Demand for services fell at its fastest pace in 12 years in March as job cuts discouraged consumers from spending.
The tertiary index, a gauge of money households and businesses spend on phone calls, power and transportation, dropped 4 percent from February, the Ministry of Economy, Trade and Industry said Thursday, the biggest decline since April 1997. The median estimate of 21 economists surveyed was for a 1.5 percent decline.
The economy shrank at a record 15.2 percent pace last quarter as businesses and consumers slashed spending, a report Wednesday showed. Economic and fiscal policy minister Kaoru Yosano said rising unemployment is a risk even though there are signs exports and production are recovering.
"Households have become increasingly defensive," said Kyohei Morita, chief economist at Barclays Capital in Tokyo. "It will be difficult for consumption to break out of the current slump" given the deterioration in the job market and wages, he said.
Declines in retail and wholesale sales drove the drop in the tertiary index, the report showed. Demand for information services including software and outsourcing fell 18.8 percent, an indication that companies are also cutting back on spending.
"The report showed that business spending is deteriorating and consumer spending is very weak," said Masamichi Adachi, senior economist at JPMorgan Chase & Co. in Tokyo. "That poses a risk for the economic outlook."

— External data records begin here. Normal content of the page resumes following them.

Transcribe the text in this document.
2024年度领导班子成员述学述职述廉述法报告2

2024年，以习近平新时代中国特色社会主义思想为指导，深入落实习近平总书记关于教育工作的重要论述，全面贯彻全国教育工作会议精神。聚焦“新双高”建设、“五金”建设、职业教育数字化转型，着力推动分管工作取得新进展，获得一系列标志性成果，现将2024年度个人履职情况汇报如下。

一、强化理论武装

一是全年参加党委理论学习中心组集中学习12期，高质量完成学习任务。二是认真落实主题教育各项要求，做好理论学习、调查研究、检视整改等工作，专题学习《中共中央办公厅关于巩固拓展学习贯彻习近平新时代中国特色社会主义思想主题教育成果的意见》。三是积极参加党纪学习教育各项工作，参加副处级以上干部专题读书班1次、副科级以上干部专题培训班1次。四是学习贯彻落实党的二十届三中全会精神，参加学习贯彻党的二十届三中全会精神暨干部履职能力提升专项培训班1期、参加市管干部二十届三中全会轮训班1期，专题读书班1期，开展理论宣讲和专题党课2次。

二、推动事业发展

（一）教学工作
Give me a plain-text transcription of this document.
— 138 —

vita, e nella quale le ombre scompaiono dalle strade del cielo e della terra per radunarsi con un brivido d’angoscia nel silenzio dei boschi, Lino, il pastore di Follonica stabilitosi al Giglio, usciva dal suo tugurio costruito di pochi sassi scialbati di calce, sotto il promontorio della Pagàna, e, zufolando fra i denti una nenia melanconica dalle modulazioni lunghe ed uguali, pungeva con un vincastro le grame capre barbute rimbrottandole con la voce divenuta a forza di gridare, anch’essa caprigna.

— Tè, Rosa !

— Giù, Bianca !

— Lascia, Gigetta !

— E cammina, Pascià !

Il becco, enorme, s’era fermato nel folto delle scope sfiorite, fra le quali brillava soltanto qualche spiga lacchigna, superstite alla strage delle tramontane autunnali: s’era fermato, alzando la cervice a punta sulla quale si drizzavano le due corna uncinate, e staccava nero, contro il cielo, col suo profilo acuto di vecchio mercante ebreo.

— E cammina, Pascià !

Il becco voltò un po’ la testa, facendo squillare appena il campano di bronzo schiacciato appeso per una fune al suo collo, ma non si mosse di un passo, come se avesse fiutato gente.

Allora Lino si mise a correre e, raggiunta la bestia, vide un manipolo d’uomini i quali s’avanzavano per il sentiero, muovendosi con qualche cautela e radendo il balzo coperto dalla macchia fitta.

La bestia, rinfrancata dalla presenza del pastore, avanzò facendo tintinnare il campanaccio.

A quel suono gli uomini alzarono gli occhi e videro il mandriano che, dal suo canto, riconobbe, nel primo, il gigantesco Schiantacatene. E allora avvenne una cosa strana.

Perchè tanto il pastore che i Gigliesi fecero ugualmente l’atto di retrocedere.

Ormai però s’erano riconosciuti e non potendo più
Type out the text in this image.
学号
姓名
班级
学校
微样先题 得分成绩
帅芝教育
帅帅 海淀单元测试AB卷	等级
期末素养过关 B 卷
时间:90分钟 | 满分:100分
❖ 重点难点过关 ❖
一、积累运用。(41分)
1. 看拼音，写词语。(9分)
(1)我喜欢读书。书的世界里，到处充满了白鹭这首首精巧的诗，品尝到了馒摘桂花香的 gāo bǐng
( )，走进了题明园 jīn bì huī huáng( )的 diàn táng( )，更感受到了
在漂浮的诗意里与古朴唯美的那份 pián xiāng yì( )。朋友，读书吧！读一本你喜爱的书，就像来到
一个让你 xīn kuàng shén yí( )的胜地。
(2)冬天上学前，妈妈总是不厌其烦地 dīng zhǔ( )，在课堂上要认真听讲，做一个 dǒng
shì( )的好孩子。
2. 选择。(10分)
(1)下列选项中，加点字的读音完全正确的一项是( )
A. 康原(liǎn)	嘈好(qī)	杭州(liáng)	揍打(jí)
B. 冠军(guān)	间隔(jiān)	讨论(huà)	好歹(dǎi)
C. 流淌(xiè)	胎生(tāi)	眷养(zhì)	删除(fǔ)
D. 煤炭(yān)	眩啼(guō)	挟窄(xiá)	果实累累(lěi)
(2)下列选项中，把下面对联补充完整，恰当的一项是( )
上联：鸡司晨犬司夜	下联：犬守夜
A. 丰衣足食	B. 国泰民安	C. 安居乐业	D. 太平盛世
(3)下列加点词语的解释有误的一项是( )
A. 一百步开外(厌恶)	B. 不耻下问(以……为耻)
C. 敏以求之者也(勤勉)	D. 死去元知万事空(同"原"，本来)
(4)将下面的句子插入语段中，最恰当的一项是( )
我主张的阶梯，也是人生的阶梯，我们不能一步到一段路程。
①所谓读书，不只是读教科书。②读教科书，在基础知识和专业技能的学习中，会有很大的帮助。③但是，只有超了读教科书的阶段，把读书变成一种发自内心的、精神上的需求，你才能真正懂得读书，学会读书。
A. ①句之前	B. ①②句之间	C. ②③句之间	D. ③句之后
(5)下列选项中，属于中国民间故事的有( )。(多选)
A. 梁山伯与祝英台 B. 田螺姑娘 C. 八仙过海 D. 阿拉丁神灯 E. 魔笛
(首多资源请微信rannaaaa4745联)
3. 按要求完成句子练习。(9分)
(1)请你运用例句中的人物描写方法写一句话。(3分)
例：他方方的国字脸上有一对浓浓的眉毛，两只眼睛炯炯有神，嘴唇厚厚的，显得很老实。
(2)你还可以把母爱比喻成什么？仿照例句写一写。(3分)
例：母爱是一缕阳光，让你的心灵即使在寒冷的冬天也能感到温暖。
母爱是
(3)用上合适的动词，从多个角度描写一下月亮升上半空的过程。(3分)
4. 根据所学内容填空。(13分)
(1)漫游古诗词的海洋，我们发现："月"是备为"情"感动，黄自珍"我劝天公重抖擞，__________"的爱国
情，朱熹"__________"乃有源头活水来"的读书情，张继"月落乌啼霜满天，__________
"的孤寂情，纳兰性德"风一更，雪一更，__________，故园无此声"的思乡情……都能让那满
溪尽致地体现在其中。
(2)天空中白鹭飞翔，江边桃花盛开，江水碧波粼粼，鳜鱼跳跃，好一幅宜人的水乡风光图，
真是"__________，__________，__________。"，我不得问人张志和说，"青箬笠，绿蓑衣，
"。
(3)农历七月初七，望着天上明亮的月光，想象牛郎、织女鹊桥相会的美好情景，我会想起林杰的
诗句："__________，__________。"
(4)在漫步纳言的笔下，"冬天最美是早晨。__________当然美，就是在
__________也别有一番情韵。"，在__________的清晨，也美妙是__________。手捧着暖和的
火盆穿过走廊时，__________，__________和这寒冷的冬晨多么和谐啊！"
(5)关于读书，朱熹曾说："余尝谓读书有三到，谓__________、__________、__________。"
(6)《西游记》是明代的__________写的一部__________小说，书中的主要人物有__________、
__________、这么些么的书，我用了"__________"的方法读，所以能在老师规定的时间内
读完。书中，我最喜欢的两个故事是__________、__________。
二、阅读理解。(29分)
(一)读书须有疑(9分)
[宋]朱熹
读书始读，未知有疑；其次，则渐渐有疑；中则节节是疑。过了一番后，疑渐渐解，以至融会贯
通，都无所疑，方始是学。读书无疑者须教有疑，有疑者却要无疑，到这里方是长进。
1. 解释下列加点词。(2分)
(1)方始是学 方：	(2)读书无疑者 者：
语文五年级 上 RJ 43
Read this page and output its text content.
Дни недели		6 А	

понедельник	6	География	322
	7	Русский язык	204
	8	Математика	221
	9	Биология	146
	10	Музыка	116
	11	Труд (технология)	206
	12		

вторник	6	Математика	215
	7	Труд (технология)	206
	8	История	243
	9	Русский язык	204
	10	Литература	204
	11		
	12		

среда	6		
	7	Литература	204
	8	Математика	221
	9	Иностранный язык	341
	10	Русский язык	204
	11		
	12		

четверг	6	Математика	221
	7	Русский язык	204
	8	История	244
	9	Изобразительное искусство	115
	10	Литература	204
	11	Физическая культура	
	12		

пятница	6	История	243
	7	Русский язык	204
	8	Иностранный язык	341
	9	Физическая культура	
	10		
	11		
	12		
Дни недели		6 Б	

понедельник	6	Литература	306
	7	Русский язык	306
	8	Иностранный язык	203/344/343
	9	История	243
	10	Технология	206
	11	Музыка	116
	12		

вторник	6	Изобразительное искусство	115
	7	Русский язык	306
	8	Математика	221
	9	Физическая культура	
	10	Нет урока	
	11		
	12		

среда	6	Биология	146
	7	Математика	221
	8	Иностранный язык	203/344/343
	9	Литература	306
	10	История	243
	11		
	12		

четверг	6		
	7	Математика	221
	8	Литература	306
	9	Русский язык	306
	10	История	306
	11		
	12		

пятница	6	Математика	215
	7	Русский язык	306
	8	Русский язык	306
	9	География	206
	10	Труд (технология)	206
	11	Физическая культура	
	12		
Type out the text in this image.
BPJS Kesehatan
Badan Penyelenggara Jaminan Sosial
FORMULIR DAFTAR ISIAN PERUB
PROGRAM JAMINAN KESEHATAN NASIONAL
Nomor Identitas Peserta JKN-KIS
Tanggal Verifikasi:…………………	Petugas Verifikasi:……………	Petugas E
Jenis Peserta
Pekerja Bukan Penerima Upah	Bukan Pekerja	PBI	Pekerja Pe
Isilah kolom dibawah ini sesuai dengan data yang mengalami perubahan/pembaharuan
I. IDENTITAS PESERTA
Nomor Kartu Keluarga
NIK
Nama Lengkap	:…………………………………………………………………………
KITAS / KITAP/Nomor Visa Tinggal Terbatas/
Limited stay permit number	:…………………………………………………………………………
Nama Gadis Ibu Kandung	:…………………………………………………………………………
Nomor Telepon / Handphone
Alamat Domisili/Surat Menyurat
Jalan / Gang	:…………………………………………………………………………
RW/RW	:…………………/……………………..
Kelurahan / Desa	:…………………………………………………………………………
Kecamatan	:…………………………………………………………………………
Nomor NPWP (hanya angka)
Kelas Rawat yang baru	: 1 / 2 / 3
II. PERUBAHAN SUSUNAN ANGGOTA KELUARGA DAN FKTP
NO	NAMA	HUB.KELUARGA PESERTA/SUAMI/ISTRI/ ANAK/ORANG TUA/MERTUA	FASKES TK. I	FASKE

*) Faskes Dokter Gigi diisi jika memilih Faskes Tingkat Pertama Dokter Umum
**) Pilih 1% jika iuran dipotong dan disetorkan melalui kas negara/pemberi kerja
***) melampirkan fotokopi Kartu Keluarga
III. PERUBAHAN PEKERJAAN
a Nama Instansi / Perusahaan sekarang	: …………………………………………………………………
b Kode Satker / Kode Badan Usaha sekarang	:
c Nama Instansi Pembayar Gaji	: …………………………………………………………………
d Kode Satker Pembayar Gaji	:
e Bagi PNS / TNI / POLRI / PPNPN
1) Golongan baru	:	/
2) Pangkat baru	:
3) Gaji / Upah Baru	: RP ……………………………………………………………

"It's a clear negative for consumer spending," said Jesper Koll, chief executive officer of hedge fund adviser TRJ Tantallon Research Japan. "The pressure on purchasing power is very, very real."
The jobless rate surged to 4.8 percent from 4.4 percent in March, the largest advance since 1967. "Japan is far from a sound recovery," said Yuichi Kodama, chief economist at Meiji Yasuda Life Insurance Co. "Worsening employment will keep weighing on consumer spending."